An observer in the spaceship cannot observe the distance between the Earth and the colony directly, as they are in front of and behind the spaceship. The observer in the spaceship can only measure the distances of each relative to itself.

In idealized thought-experiments it's assumed that each observer has a grid of rulers and clocks at rest relative to themselves and extending out arbitrarily far, which they use to assign coordinates in their own rest frame--this sort of network is how Einstein originally defined the notion of reference frame. There are also other methods which would give equivalent ways of assigning coordinates to events, like one based on sending out radar signals and seeing how long it takes them to return. Either way, in the spaceship's rest frame the position coordinates of the Earth and station at a single moment of coordinate time will be 17.32 light years apart. If you wish to reject the idea that the observer can assign coordinates to events in his frame, then you are basically rejecting the whole structure of SR!
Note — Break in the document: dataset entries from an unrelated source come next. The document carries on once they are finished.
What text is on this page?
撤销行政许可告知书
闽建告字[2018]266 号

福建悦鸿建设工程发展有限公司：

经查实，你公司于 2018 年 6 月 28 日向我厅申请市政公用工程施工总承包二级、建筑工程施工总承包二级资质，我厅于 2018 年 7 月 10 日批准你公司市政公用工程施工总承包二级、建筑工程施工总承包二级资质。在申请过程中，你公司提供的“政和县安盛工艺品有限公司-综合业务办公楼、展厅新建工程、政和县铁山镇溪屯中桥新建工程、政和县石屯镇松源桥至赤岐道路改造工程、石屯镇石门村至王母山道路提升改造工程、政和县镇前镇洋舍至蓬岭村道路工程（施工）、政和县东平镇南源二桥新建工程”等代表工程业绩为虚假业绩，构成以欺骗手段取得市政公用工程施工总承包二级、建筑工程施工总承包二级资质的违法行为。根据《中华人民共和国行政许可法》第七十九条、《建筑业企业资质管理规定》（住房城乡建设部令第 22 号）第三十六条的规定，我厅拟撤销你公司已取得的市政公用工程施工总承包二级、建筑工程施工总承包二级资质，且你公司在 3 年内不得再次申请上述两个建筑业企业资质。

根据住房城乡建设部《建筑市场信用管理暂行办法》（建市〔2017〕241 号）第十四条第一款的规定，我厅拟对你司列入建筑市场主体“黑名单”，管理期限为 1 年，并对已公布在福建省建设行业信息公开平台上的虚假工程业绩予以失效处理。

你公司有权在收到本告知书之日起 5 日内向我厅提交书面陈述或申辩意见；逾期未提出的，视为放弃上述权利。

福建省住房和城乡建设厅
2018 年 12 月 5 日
Quote from: http://hyperphysics.phy-astr.gsu.edu/hbase/relativ/tdil.html
"The length of any object in a moving frame will appear foreshortened in the direction of motion, or contracted. ..."
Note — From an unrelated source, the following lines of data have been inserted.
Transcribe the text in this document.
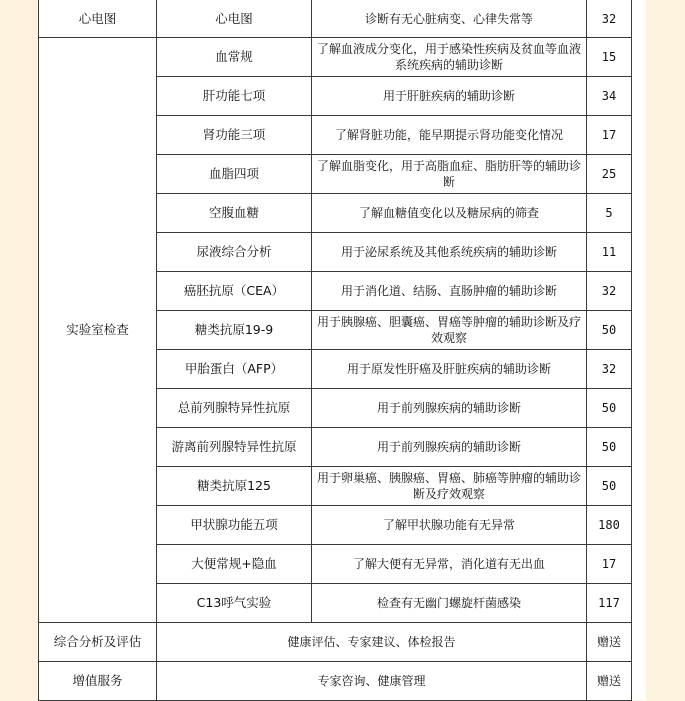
心电图	心电图	诊断有无心脏病变、心律失常等	32
实验室检查	血常规	了解血液成分变化，用于感染性疾病及贫血等血液系统疾病的辅助诊断	15
	肝功能七项	用于肝脏疾病的辅助诊断	34
	肾功能三项	了解肾脏功能，能早期提示肾功能变化情况	17
	血脂四项	了解血脂变化，用于高脂血症、脂肪肝等的辅助诊断	25
	空腹血糖	了解血糖值变化以及糖尿病的筛查	5
	尿液综合分析	用于泌尿系统及其他系统疾病的辅助诊断	11
	癌胚抗原（CEA）	用于消化道、结肠、直肠肿瘤的辅助诊断	32
	糖类抗原19-9	用于胰腺癌、胆囊癌、胃癌等肿瘤的辅助诊断及疗效观察	50
	甲胎蛋白（AFP）	用于原发性肝癌及肝脏疾病的辅助诊断	32
	总前列腺特异性抗原	用于前列腺疾病的辅助诊断	50
	游离前列腺特异性抗原	用于前列腺疾病的辅助诊断	50
	糖类抗原125	用于卵巢癌、胰腺癌、胃癌、肺癌等肿瘤的辅助诊断及疗效观察	50
	甲状腺功能五项	了解甲状腺功能有无异常	180
	大便常规+隐血	了解大便有无异常，消化道有无出血	17
	C13呼气实验	检查有无幽门螺旋杆菌感染	117
综合分析及评估	健康评估、专家建议、体检报告		赠送
增值服务	专家咨询、健康管理		赠送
Yes, and in the object's own rest frame the object will appear longer, neither frame's perspective is any more "true" than the other's, and length is inherently a frame-dependent matter.
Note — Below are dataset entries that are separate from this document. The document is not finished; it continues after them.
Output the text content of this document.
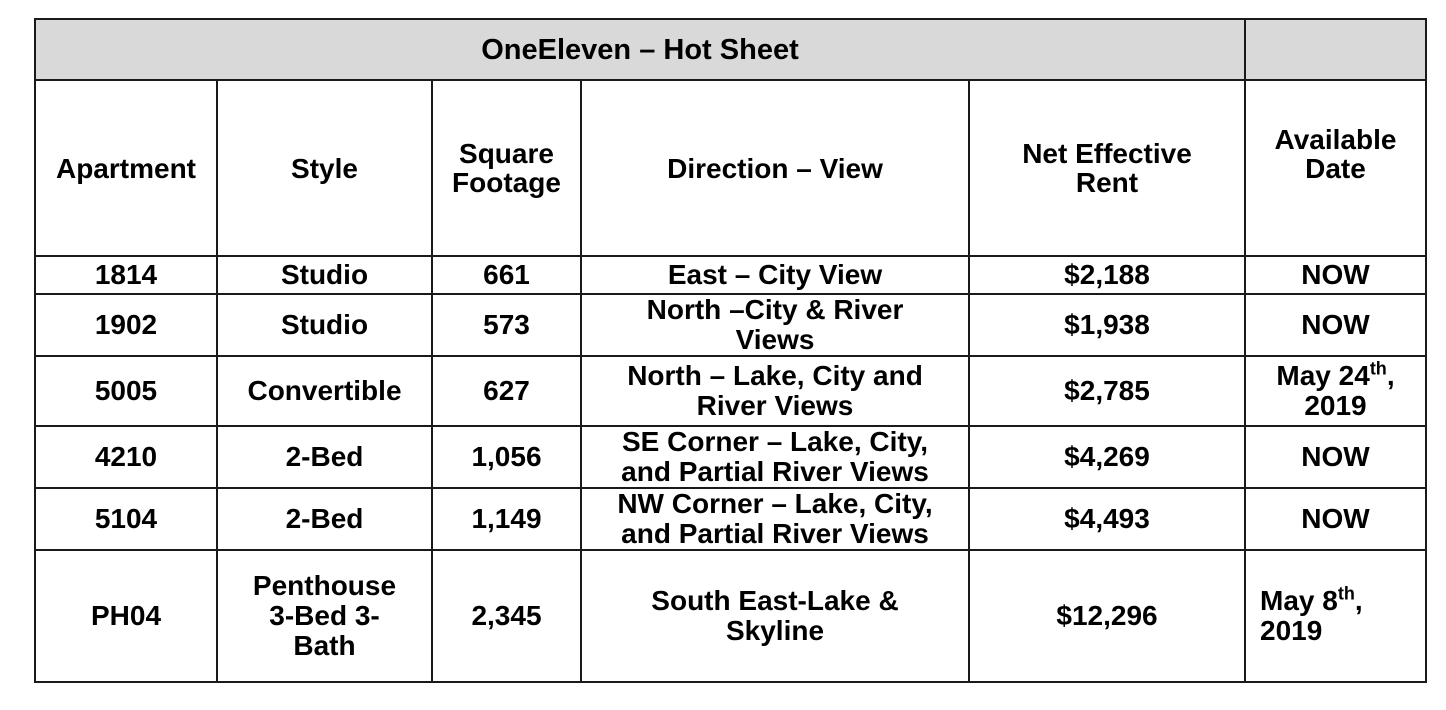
OneEleven – Hot Sheet					
Apartment	Style	Square Footage	Direction – View	Net Effective Rent	Available Date

1814	Studio	661	East – City View	$2,188	NOW

1902	Studio	573	North –City & River Views	$1,938	NOW

5005	Convertible	627	North – Lake, City and River Views	$2,785	May 24th, 2019

4210	2-Bed	1,056	SE Corner – Lake, City, and Partial River Views	$4,269	NOW

5104	2-Bed	1,149	NW Corner – Lake, City, and Partial River Views	$4,493	NOW

PH04	Penthouse 3-Bed 3-Bath	2,345	South East-Lake & Skyline	$12,296	May 8th, 2019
This applies whether the observer is moving relative to the object or the object is moving relative to the observer.

Do you understand that this is a completely meaningless distinction? In relativity there is no difference between "A is moving relative to B" and "B is moving relative to A"

If there is an observer in both the moving frame of reference and the stationary frame

Do you understand that "moving" and "stationary" can only be defined relative to a choice of reference frame, and that all reference frames are equally valid in SR?

While in motion the spaceship is length contracted, but the distance between the planets is not.

Relative to what frame? In the spaceship's frame the spaceship is not in motion, it's stationary, and therefore its length is not contracted while the distance between planets is contracted since they are the ones in motion in this frame. And this frame's perspective is every bit as valid as the perspective of the frame where the planets are stationary and the spaceship is in motion. Do you disagree?

If you assume two planets, moving uniformly with respects to one other through space

Moving with respect to one another, or with respect to some observer's frame of reference? Obviously if they are moving with respect to one another the distance between them is changing!

the planets can be length contracted while in motion, the distance between them remains constant. It is not length contracted.

Of course it is. Can you give a numerical example? Pick some frame of reference which uses coordinates x,t, and define the velocity of each planet in this frame, as well as their initial positions at t=0. If they are moving "with respect to one another" then it's easy to show that the distance between them changes in this frame, if they both have the same velocity relative to this frame then the distance between them will be constant in this frame, but just using the Lorentz transformation you can show the distance in this frame is shorter than it is in the frame where both planets are at rest. If you don't know enough about the math of SR to give such an example, then you really shouldn't go making such confident statements about a theory whose basic technical details you don't understand!

Distance is neither an object.., matter nor energy. Though it may appear length contracted under some circumstances, distance itself does not move and so cannot be length contracted, in a way similar to rods and spaceships.

Sorry but this is nonsense, again if you give a simple numerical example it'll be very easy to show that what you are saying doesn't match with the math of the Lorentz transformation.